26/09/2025
Quando si pensa al trauma, la mente corre subito a esperienze gravi e sconvolgenti: abusi, incidenti, catastrofi, lutti improvvisi. Questo è ciò che viene chiamato “trauma con la T maiuscola”: si tratta di eventi che spezzano la continuità della vita e lasciano ferite evidenti e dolorose.
È molto diffuso anche un trauma molto meno riconoscibile definito “trauma con la t minuscola”.
Si tratta di esperienze ordinarie, spesso ripetute nel tempo, che possono sembrare insignificanti agli occhi degli adulti ma che lasciano un segno profondo nei bambini. Alcuni esempi:
•il bullismo da parte dei coetanei,
•i commenti critici o svalutanti di un genitore
•la mancanza di un legame emotivo stabile e rassicurante con le figure di riferimento.
Queste esperienze non sempre provocano un dolore immediato, incidono però sullo sviluppo della personalità. Soprattutto nei bambini più sensibili, la ferita nasce non solo da ciò che accade di negativo, ma anche da ciò che non accade come il bisogno di sentirsi visti, accolti e compresi che rimane insoddisfatto. D. W. Winnicott parlava di “nulla che accade quando qualcosa avrebbe potuto accadere con beneficio”. In altre parole, non è necessario un evento traumatico eclatante: basta l’assenza di ciò che nutre e sostiene il sé in crescita.

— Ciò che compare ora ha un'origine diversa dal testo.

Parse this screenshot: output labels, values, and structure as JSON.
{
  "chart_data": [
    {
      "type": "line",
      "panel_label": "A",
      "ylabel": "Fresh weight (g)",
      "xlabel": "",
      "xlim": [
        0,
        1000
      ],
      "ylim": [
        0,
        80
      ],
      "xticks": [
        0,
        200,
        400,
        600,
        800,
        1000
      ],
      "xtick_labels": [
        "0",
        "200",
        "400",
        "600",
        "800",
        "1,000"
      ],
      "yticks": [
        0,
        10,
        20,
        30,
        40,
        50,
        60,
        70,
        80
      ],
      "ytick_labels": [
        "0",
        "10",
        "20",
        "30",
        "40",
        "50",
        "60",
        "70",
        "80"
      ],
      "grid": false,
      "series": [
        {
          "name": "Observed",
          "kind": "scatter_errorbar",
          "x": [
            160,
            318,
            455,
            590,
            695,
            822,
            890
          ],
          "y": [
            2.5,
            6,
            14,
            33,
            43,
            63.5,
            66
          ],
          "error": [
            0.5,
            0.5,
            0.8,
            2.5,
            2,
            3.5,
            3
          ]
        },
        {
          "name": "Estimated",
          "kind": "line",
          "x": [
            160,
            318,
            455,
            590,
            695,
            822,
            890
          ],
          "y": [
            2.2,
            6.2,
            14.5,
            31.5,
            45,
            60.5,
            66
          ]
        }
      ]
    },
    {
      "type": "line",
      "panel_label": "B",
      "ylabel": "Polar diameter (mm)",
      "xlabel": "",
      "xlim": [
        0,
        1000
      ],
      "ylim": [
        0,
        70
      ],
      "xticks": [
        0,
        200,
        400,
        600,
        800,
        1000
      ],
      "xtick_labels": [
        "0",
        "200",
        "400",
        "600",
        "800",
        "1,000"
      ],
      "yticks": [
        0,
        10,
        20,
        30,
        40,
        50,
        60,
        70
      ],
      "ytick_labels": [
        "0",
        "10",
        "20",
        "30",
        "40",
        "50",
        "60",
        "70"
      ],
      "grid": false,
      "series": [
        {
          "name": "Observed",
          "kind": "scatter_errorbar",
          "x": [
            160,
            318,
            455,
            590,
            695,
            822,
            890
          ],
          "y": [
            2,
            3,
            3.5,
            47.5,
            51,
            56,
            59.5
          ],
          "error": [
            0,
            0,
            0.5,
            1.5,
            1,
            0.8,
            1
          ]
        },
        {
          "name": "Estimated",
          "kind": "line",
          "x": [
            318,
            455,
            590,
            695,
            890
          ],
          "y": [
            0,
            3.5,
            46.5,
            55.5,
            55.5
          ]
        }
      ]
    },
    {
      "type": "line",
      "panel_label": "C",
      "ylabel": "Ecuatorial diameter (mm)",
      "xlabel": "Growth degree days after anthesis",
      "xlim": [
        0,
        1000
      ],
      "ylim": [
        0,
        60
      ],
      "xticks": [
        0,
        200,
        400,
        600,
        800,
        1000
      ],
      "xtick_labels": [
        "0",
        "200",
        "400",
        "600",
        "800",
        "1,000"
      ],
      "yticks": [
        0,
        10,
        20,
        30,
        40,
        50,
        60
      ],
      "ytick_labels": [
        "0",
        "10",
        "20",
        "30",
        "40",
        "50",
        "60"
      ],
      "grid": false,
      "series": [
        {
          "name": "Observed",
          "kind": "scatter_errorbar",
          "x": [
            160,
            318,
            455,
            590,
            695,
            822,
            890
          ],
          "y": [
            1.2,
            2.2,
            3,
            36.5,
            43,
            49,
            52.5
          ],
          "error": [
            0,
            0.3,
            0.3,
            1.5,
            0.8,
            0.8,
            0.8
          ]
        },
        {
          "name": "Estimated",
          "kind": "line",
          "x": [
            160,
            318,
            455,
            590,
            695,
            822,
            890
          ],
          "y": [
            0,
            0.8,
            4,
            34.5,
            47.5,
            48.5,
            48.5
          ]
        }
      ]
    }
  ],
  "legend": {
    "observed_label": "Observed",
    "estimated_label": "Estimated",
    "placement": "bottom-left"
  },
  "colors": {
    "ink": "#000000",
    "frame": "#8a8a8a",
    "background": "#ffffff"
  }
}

Questo tipo di mancanze genera una disconnessione da sé stessi e dagli altri. Lo psichiatra Mark Epstein scrive che “i traumi della vita quotidiana possono facilmente farci sentire come un bambino senza madre”.
In fondo, come ha sintetizzato Bessel van der Kolk, “il trauma è quando non siamo visti e conosciuti”.
La perdita di connessione non avviene di colpo, ma lentamente, nel tempo. Ci si abitua, ci si adatta, fino a non accorgersi più del cambiamento. Tuttavia, questo adattamento lascia un’impronta: modella il modo in cui guardiamo il mondo e influenza anche i nostri comportamenti abituali.
A volte persino quelle che consideriamo le nostre qualità come la determinazione, la forza, l'indipendenza, possono avere radici in un’esperienza traumatica, piccola o grande che sia.
È importante ricordare che non ha senso confrontare le proprie ferite con quelle degli altri. Il trauma non si misura: ognuno lo vive e lo porta dentro di sé in modo unico.
Non importa se la nostra sofferenza appare più lieve o più grave rispetto a quella altrui. Ciò che conta è riconoscere l’impatto che ha avuto sulla nostra vita, senza sminuirlo e senza usarlo come arma di confronto.
Ognuno di noi porta i propri traumi. E la strada verso la guarigione comincia dal dare valore alla propria esperienza, senza paragoni.